Quote from: tofu-sensei on January 24, 2012, 11:19:43 PM
last time i checked ml64 didn't handle parameters or local variables at all.

???

The code will assemble without error.  So if it not handling LOCAL variables, then it's not telling me about it...  that is unless your point is that ml64 doesn't handle modifying the stack properly to "handle" them.  Otherwise, when I step through the code with the disassembly window, is see things like

mov         dword ptr [rbp-2Ch],eax

(negative offsets) for LOCAL variables, and

mov         rcx,qword ptr [rbp+48h]

(positive offsets) for Parameters


HooKooDooKu

A little more information:

After executing the 1st primary loop, as some point (I haven't narrowed it down yet) the code seems to be exiting the ASM code earlier than it is supposed to, and when it does, it skips executing the line of code in the calling function that executes some cleanup (delete) code.  At least that points to why I've got memory leaks.  It also appears that something modifies the code.  When I reenter the ASM code in the disassymbly window, parts of the code have obviously changed (starting to sound like a bug with a pointer not getting processed within all that ASM code correctly).

tofu-sensei

but does it actually set up a stack frame? you're also not saving any nonvolatile registers you're using.

HooKooDooKu

Quote from: tofu-sensei on January 26, 2012, 06:03:41 PM
but does it actually set up a stack frame? you're also not saving any nonvolatile registers you're using.

Well, this is only my 2nd foray into MASM x64.  The 1st time, I didn't seem to need to set up a stack frame because it looked like the compiler was doing that for me.

As I said, the function is declared ".extern "C" void SuperScale_asm".  Here's what the disassembly window shows how the C++ compiler is calling the function:
1. Four parameters are loaded onto the stack @ [rsp+20h], [rsp+28h], [rsp+30h], and [rsp+38h]. 
2. The other four parameters are loaded into r9d, r8, edx, and rcx.
3. call (SuperScale_asm) (which goes to a jmp SuperScale_asm command)
  Then I assume this is the setting up of the stack frame
4. push rbp
5. mov rpb,rsp
6. add rsp, 0FFFFFFFFFFFFFF98h
7. mov register parameters to [rbp-8], [rbp-0Ch], [rbp-14h] and [rbp-18h]
  Then My asm source code starts executing. 
8. Function ends with leave followed by ret.
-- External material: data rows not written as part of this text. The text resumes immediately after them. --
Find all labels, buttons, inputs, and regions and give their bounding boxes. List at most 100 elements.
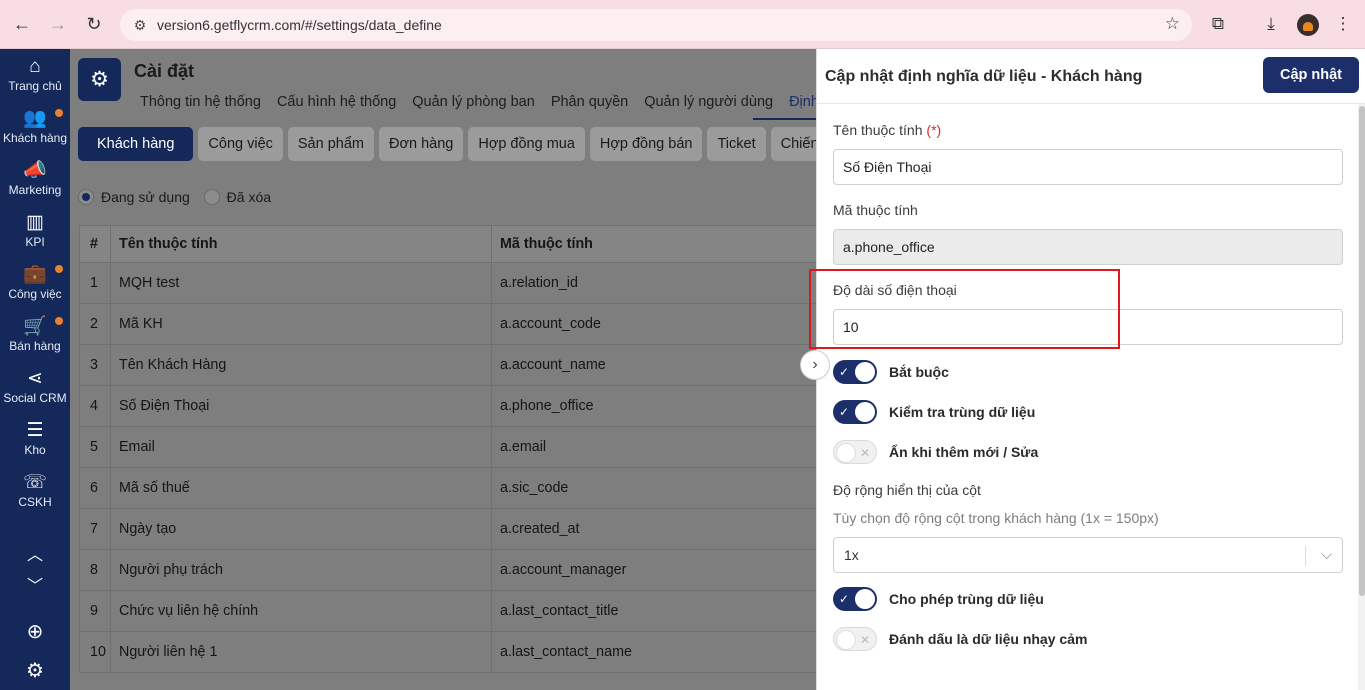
settings-tab-0[interactable]: Thông tin hệ thống (132, 93, 269, 111)
forward-icon[interactable]: → (46, 12, 70, 36)
column-width-value: 1x (844, 547, 859, 563)
notification-dot (55, 265, 63, 273)
panel-scrollbar[interactable] (1358, 104, 1365, 690)
table-row[interactable]: 2 Mã KH a.account_code (79, 303, 816, 345)
row-index: 1 (79, 262, 111, 304)
update-button[interactable]: Cập nhật (1263, 57, 1359, 93)
row-index: 3 (79, 344, 111, 386)
row-name: MQH test (110, 262, 492, 304)
entity-tab-4[interactable]: Hợp đồng mua (468, 127, 585, 161)
sidebar-item-6[interactable]: ⋖ Social CRM (0, 361, 70, 413)
bookmark-star-icon[interactable]: ☆ (1165, 14, 1180, 34)
sensitive-data-label: Đánh dấu là dữ liệu nhạy cảm (889, 631, 1088, 647)
row-index: 10 (79, 631, 111, 673)
chevron-right-icon[interactable]: › (800, 350, 830, 380)
attribute-code-input: a.phone_office (833, 229, 1343, 265)
sidebar-item-0[interactable]: ⌂ Trang chủ (0, 49, 70, 101)
sidebar-item-label: Công việc (8, 287, 62, 301)
scrollbar-thumb[interactable] (1359, 106, 1365, 596)
table-row[interactable]: 1 MQH test a.relation_id (79, 262, 816, 304)
reload-icon[interactable]: ↻ (82, 12, 106, 36)
row-code: a.account_name (491, 344, 816, 386)
row-index: 5 (79, 426, 111, 468)
entity-tab-0[interactable]: Khách hàng (78, 127, 194, 161)
sidebar-item-5[interactable]: 🛒 Bán hàng (0, 309, 70, 361)
toggle-knob (855, 362, 875, 382)
required-toggle[interactable]: ✓ (833, 360, 877, 384)
row-index: 4 (79, 385, 111, 427)
table-row[interactable]: 8 Người phụ trách a.account_manager (79, 549, 816, 591)
sidebar-item-3[interactable]: ▥ KPI (0, 205, 70, 257)
gear-icon[interactable]: ⚙ (22, 658, 48, 684)
entity-tab-5[interactable]: Hợp đồng bán (589, 127, 703, 161)
name-field-label: Tên thuộc tính (*) (833, 122, 941, 138)
chevron-up-icon[interactable]: ︿ (22, 546, 48, 566)
chevron-down-icon[interactable]: ﹀ (22, 577, 48, 597)
sidebar-item-7[interactable]: ☰ Kho (0, 413, 70, 465)
column-width-select[interactable]: 1x ⌵ (833, 537, 1343, 573)
table-row[interactable]: 9 Chức vụ liên hệ chính a.last_contact_tit… (79, 590, 816, 632)
table-row[interactable]: 5 Email a.email (79, 426, 816, 468)
menu-kebab-icon[interactable]: ⋮ (1331, 12, 1355, 36)
entity-tab-2[interactable]: Sản phẩm (287, 127, 374, 161)
address-bar[interactable]: ⚙ version6.getflycrm.com/#/settings/data… (120, 9, 1192, 41)
check-duplicate-label: Kiểm tra trùng dữ liệu (889, 404, 1036, 420)
row-index: 8 (79, 549, 111, 591)
sidebar-item-4[interactable]: 💼 Công việc (0, 257, 70, 309)
attributes-table: # Tên thuộc tính Mã thuộc tính 1 MQH test… (79, 225, 816, 673)
table-row[interactable]: 10 Người liên hệ 1 a.last_contact_name (79, 631, 816, 673)
panel-header: Cập nhật định nghĩa dữ liệu - Khách hàng… (817, 49, 1365, 104)
chevron-down-icon[interactable]: ⌵ (1321, 546, 1332, 563)
entity-tab-3[interactable]: Đơn hàng (379, 127, 464, 161)
code-field-label: Mã thuộc tính (833, 202, 918, 218)
site-info-icon[interactable]: ⚙ (128, 13, 152, 37)
settings-tab-3[interactable]: Phân quyền (543, 93, 636, 111)
sidebar-item-label: Bán hàng (9, 339, 61, 353)
lifebuoy-icon[interactable]: ⊕ (22, 619, 48, 645)
sidebar-item-label: Social CRM (3, 391, 67, 405)
settings-tab-1[interactable]: Cấu hình hệ thống (269, 93, 404, 111)
download-icon[interactable]: ⤓ (1259, 12, 1283, 36)
back-icon[interactable]: ← (10, 12, 34, 36)
col-header-code: Mã thuộc tính (491, 225, 816, 263)
required-toggle-label: Bắt buộc (889, 364, 949, 380)
profile-avatar[interactable] (1297, 14, 1319, 36)
sidebar-item-2[interactable]: 📣 Marketing (0, 153, 70, 205)
allow-duplicate-toggle[interactable]: ✓ (833, 587, 877, 611)
settings-tab-4[interactable]: Quản lý người dùng (636, 93, 781, 111)
sensitive-data-toggle[interactable]: ✕ (833, 627, 877, 651)
settings-tab-5[interactable]: Định nghĩ (781, 93, 816, 111)
row-index: 7 (79, 508, 111, 550)
extensions-icon[interactable]: ⧉ (1206, 12, 1230, 36)
table-row[interactable]: 3 Tên Khách Hàng a.account_name (79, 344, 816, 386)
row-code: a.last_contact_title (491, 590, 816, 632)
toggle-knob (836, 630, 856, 650)
settings-tab-2[interactable]: Quản lý phòng ban (404, 93, 543, 111)
row-index: 2 (79, 303, 111, 345)
column-width-hint: Tùy chọn độ rộng cột trong khách hàng (1… (833, 510, 1159, 526)
entity-tab-1[interactable]: Công việc (198, 127, 283, 161)
row-code: a.email (491, 426, 816, 468)
table-row[interactable]: 6 Mã số thuế a.sic_code (79, 467, 816, 509)
radio-in-use[interactable] (78, 189, 94, 206)
entity-tab-7[interactable]: Chiến (770, 127, 816, 161)
table-row[interactable]: 4 Số Điện Thoại a.phone_office (79, 385, 816, 427)
x-icon: ✕ (859, 446, 870, 460)
required-mark: (*) (926, 122, 942, 138)
table-row[interactable]: 7 Ngày tạo a.created_at (79, 508, 816, 550)
hide-on-edit-toggle[interactable]: ✕ (833, 440, 877, 464)
sidebar-item-label: CSKH (18, 495, 52, 509)
notification-dot (55, 317, 63, 325)
row-code: a.relation_id (491, 262, 816, 304)
attribute-name-input[interactable]: Số Điện Thoại (833, 149, 1343, 185)
update-definition-panel: Cập nhật định nghĩa dữ liệu - Khách hàng… (816, 49, 1365, 690)
check-duplicate-toggle[interactable]: ✓ (833, 400, 877, 424)
url-text: version6.getflycrm.com/#/settings/data_d… (157, 17, 442, 33)
radio-deleted[interactable] (203, 189, 220, 206)
row-code: a.sic_code (491, 467, 816, 509)
sidebar-item-8[interactable]: ☏ CSKH (0, 465, 70, 517)
sidebar-item-1[interactable]: 👥 Khách hàng (0, 101, 70, 153)
entity-tab-6[interactable]: Ticket (707, 127, 766, 161)
sidebar-item-label: Khách hàng (2, 131, 68, 145)
row-name: Mã số thuế (110, 467, 492, 509)
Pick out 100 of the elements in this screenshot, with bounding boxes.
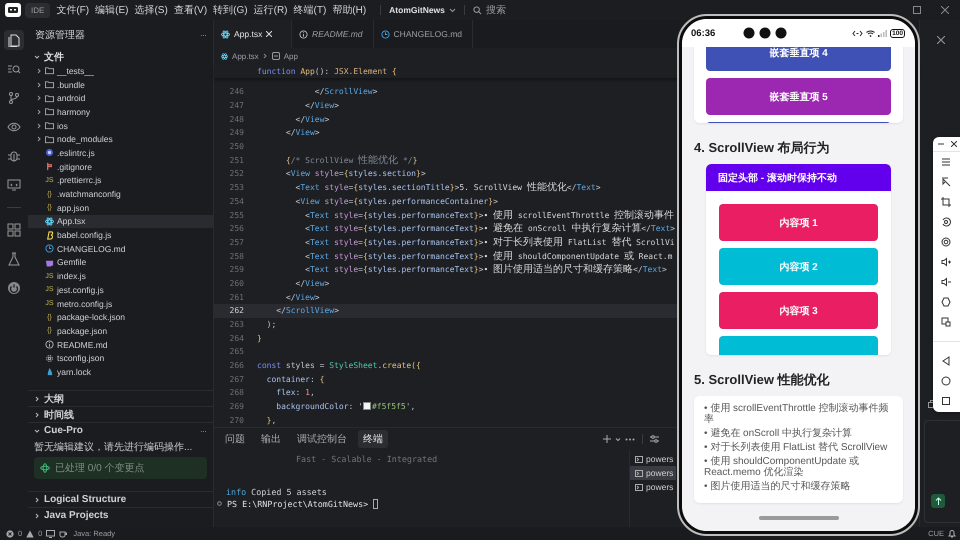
- log-level: info: [226, 487, 246, 498]
- editor-tab[interactable]: CHANGELOG.md: [374, 20, 474, 48]
- breadcrumb-item[interactable]: App: [284, 52, 298, 60]
- more-button[interactable]: ···: [200, 30, 206, 40]
- file-item[interactable]: android: [28, 91, 213, 106]
- menu-item[interactable]: 编辑(E): [95, 3, 128, 17]
- file-name: App.tsx: [57, 216, 86, 226]
- editor-tab[interactable]: README.md: [292, 20, 374, 48]
- status-time: 06:36: [691, 28, 716, 38]
- ide-badge[interactable]: IDE: [25, 2, 50, 18]
- file-item[interactable]: .eslintrc.js: [28, 146, 213, 160]
- line-number: 249: [228, 128, 244, 138]
- terminal-session[interactable]: powers: [630, 466, 676, 480]
- tip-text: • 避免在 onScroll 中执行复杂计算: [704, 428, 853, 439]
- code-line: container: {: [266, 374, 324, 386]
- code-line: </View>: [294, 114, 330, 126]
- line-number: 255: [228, 210, 244, 220]
- file-name: jest.config.js: [57, 284, 104, 295]
- menu-item[interactable]: 帮助(H): [332, 3, 366, 17]
- file-name: harmony: [57, 106, 90, 117]
- line-number: 246: [228, 87, 244, 96]
- tab-label: CHANGELOG.md: [394, 29, 462, 39]
- terminal-line: PS E:\RNProject\AtomGitNews>: [227, 498, 368, 509]
- panel-title: Logical Structure: [44, 494, 128, 505]
- section-header[interactable]: 文件: [28, 50, 213, 64]
- code-line: <Text style={styles.performanceText}>• 对于长列表使用 FlatList 替代 ScrollVi: [304, 236, 675, 249]
- panel-title: Java Projects: [44, 510, 110, 521]
- code-line: <View style={styles.section}>: [284, 168, 426, 180]
- code-line: }: [257, 332, 262, 345]
- file-name: metro.config.js: [57, 298, 112, 309]
- tip-text: • 使用 scrollEventThrottle 控制滚动事件频率: [704, 403, 890, 425]
- terminal-session[interactable]: powers: [630, 452, 676, 466]
- terminal-session[interactable]: powers: [630, 480, 676, 494]
- code-line: <Text style={styles.performanceText}>• 避免在 onScroll 中执行复杂计算</Text>: [304, 222, 675, 236]
- file-item[interactable]: .gitignore: [28, 160, 213, 174]
- file-name: .eslintrc.js: [57, 148, 95, 158]
- code-line: </ScrollView>: [275, 305, 339, 318]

What else should I be doing.


Additional update.  I found that a part of my problem was where I'm using #ifdef WIN64 that determines if the SuperScale_asm is called, or the old _asm block gets called.  I had some descructors duplicated in the WIN64 code.  Once I got the double destructor call worked out, the Debug version of the logic ran just fine.  But when I try it in Release mode, well, things go just wrong.  I tried to put in some debug code by inserting message boxes.  The subroutine seems to run fine, but when I try to write the results to a file, my message boxes quit appearing the first time I attempt to access the data (and c++ try/catch blocks around the subroutine don't catch anything).


HooKooDooKu

Quote from: tofu-sensei on January 30, 2012, 05:55:48 PM
Quote from: HooKooDooKu on January 30, 2012, 04:11:35 PM
What else should I be doing.
save rbx, rsi, rdi, r12

That seems to be working.  Thx
Not sure why I hadn't run into this being an issue before.

What about the floating point registers.  Do I need to do anything with them? 

I've never worked with the floating point registers before.  I did some research on them and found it strange that in the 32bit code, when the 32 bit equivalent function was called, the TAGS register shows FFFF indicating the floating point stack is empty.  But in 64 bit, the TAGS shows 0000 when the 64 bit function is called.  The floating point tutorial (referenced in the links at the top right of this MASM web page) indicates that means floating point registers are loaded with valid non-zero numbers (but ST) is zero).